In SLEEP SISTER SLEEP VOL. 1, available now on Gumroad from Foreign Press Comics, a young woman named Harper falls down a well as she flees from the police. In the darkness, she encounters terrifying and disturbed characters who might help her or destroy her, depending on the mood they’re in.
The Details
- Written By: Ian van der Walt
- Art By: Ian van der Walt
- Letters By: Ian van der Walt
- Cover Price: $1
- Release Date: Available now
Was It Good?
Provisionally, yes. The art is super rough, and the lettering was hard to read in several panels, but the core of the story as a dark and twisted fable is intriguing.
In many ways, this reads like a modern, goth-punk version of Alice In Wonderland. If that sounds like your cup of tea (or treacle), then read on.
What’s It About?
[SPOILERS AHEAD – Click here if you just want the score without spoilers]
We begin the tale with Harper running through the woods, fleeing the police. This is a black and white comic, but there is an occasional dash of color that informs the story. Van der Walt makes a clever choice by coloring the sound effects to tell you the police are coming without showing you the police are coming.
Harper trips in the darkness and lands on the precipice of a deep, dark hole. Deciding the darkness is better than getting caught, she climbs down.
Immediately, Harper is lost in an underground maze shrouded in pitch black with only her matches to light the way. Feeling her way through one turn or another, Harper hears a voice addressing her from the shadows.
The artist makes an interesting choice with the lettering by using rough scribbles for the antagonist. It works to elevate the creep factor, but it was frequently hard to read as the font got smaller in the more compact panels.
Suddenly, Harper is knocked out. She wakes up inside a padded cell. Her jailer, and the owner of the voice, enters and introduces himself as McDouglas Mugless McDouglas. He’s a terrifying ogre of a man without any flesh on his face, only a grotesque skull with tubes attached.
Mugless speaks in deranged riddles and rhymes, but he makes his intentions plain. When he finds his lost scissors, he means to take Harper’s face.
What follows is a disorienting game of cat and mouse where Harper placates Mugless to keep him calm while she secretly, desperately searches for a way to escape. Eventually, Harper figures out what Mugless wants most is the tool for her escape.
When Harper finds her way out of Mugless’s lair, she discovers she was not the first guest of Mugless McDouglas but she’s certainly the luckiest.
Back into the maze, Harper finds this place has a name — Nilsville — and she encounters more characters in her blind search to find a way out.

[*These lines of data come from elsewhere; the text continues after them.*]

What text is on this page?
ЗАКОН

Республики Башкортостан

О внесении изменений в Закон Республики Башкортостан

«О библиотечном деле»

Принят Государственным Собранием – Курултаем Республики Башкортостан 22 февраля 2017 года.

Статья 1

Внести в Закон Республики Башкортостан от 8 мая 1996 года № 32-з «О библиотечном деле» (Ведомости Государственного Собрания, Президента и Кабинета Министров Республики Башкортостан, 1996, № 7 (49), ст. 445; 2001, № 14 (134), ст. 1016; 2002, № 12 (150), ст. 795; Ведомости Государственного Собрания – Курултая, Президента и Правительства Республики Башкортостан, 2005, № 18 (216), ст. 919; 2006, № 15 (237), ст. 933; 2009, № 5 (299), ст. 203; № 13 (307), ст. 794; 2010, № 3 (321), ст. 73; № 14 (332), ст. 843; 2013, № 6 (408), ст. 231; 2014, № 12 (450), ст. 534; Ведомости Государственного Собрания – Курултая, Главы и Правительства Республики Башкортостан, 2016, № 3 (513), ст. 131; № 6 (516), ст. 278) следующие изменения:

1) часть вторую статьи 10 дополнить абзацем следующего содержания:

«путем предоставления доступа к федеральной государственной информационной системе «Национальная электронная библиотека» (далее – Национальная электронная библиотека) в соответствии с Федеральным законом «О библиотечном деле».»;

Some of those characters may be much more dangerous than Mugless McDouglas.
How Does It End?
Harper is thrown a lifeline. Don would kill for a smoke. The one-armed man finds a blood-covered book.
Final Thoughts
SLEEP SISTER SLEEP VOL. 1, available now on Gumroad from Foreign Press Comics, is the darker, scarier, Cronenberg-iest version of Alice In Wonderland you didn’t know existed. Despite some rough art and much rougher lettering, the diamond of a story is there.